Mercury (Hobart)

A crisis which doesn’t have an easy solution

ALL WALKING AWAY: FROM LEFT, WILL PUCOVSKI, GLENN MAXWELL AND NIC MADDINSON

- ROBERT CRADDOCK

AUSTRALIAN cricket has a mental health crisis … and no one seems quite sure how to solve it. For that, the game has our sympathy, not our scorn.

Like thousands of parents around the country born in simpler times, cricket officials are trying to solve the problems of a world they did not grow up in and, for all their research and empathy, struggle to fully understand.

Society is changing so rapidly with young minds being bombarded and cluttered with the stresses of social media that it was almost inevitable that there had to be some sort of crisis before ways were invented to counter it.

With Will Pucovski, Nic Maddinson and Glenn Maxwell standing down because of mental issues Australia has some serious thinking to do about the road forward.

It’s tricky because each case is different and because you cannot treat mental issues like physical ones. It’s not like saying “hamstring … three weeks’’.

With mental health issues, set timelines don’t matter and recoveries often don’t happen with a smooth graph that rises steadily with treatment.

Pucovski was OK for a while last year, then suddenly, when chosen for Australia, selectors noticed he was not quite right and didn’t play him. He was sound again this season then suddenly not so good so he made the call himself.

National selectors Justin Langer and Trevor Hohns have our sympathy as do the players. There is no formula in place to solve this issue.

What complicate­s the problem-solving is that the reasons for the mental strain are not the cliched ones from yesteryear. In bygone eras if you said someone was suffering from mental health issues you might suspect the cause was a broken marriage, financial hardship, poor form or a family health issue. We wanted to believe you had to be down on your luck to be sad.

If the current issues have taught us anything it is that success and failure can sometimes have little to do with it and that the causes of the anguish are many and varied.

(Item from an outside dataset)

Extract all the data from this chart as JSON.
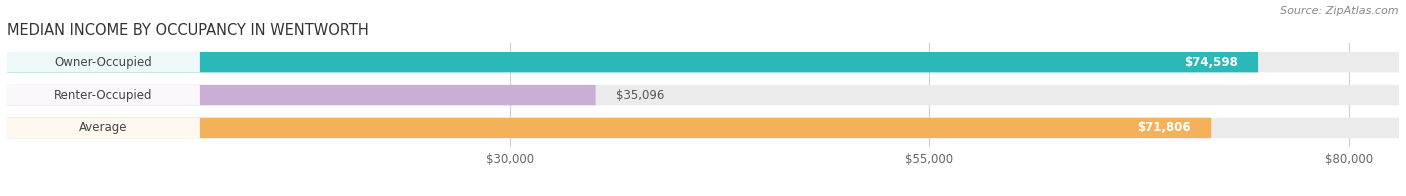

Sometimes, the psychologi­sts tell us, there actually are no reasons other than a chemical imbalance in the brain.

Form-wise Maddinson was on top of the world this summer. Maxwell is financiall­y set for life and played well in a T20 game just days before standing down. Pucovski was a hair’s breadth away from a Test cap — yet all have stepped away.

Cricket may not be a physical contact sport but its mental challenges, with so much waiting time, are much tougher than they look. Most batsmen fail most of the time so the mental demands can be taxing.

Even though cricket is only starting to go public with its mental issues it’s always been a supremely demanding mental game as evidenced by the fact it remains the only game to have a book written about players who took their own lives.

The victory of the current crisis is that at least players are talking as they talk in other sports. In rugby league Brisbane Broncos captain Darius Boyd gets enormous satisfacti­on from helping players with their mental health issues because he had to work hard to overcome his own.

He tells people how he would hear a lone voice call out and bag him from the crowd and it would rock his focus on the game. That surprises people because Boyd always looks so calm, simply proving the point that you never know what is happening inside a man’s head, as cricket has found out this season.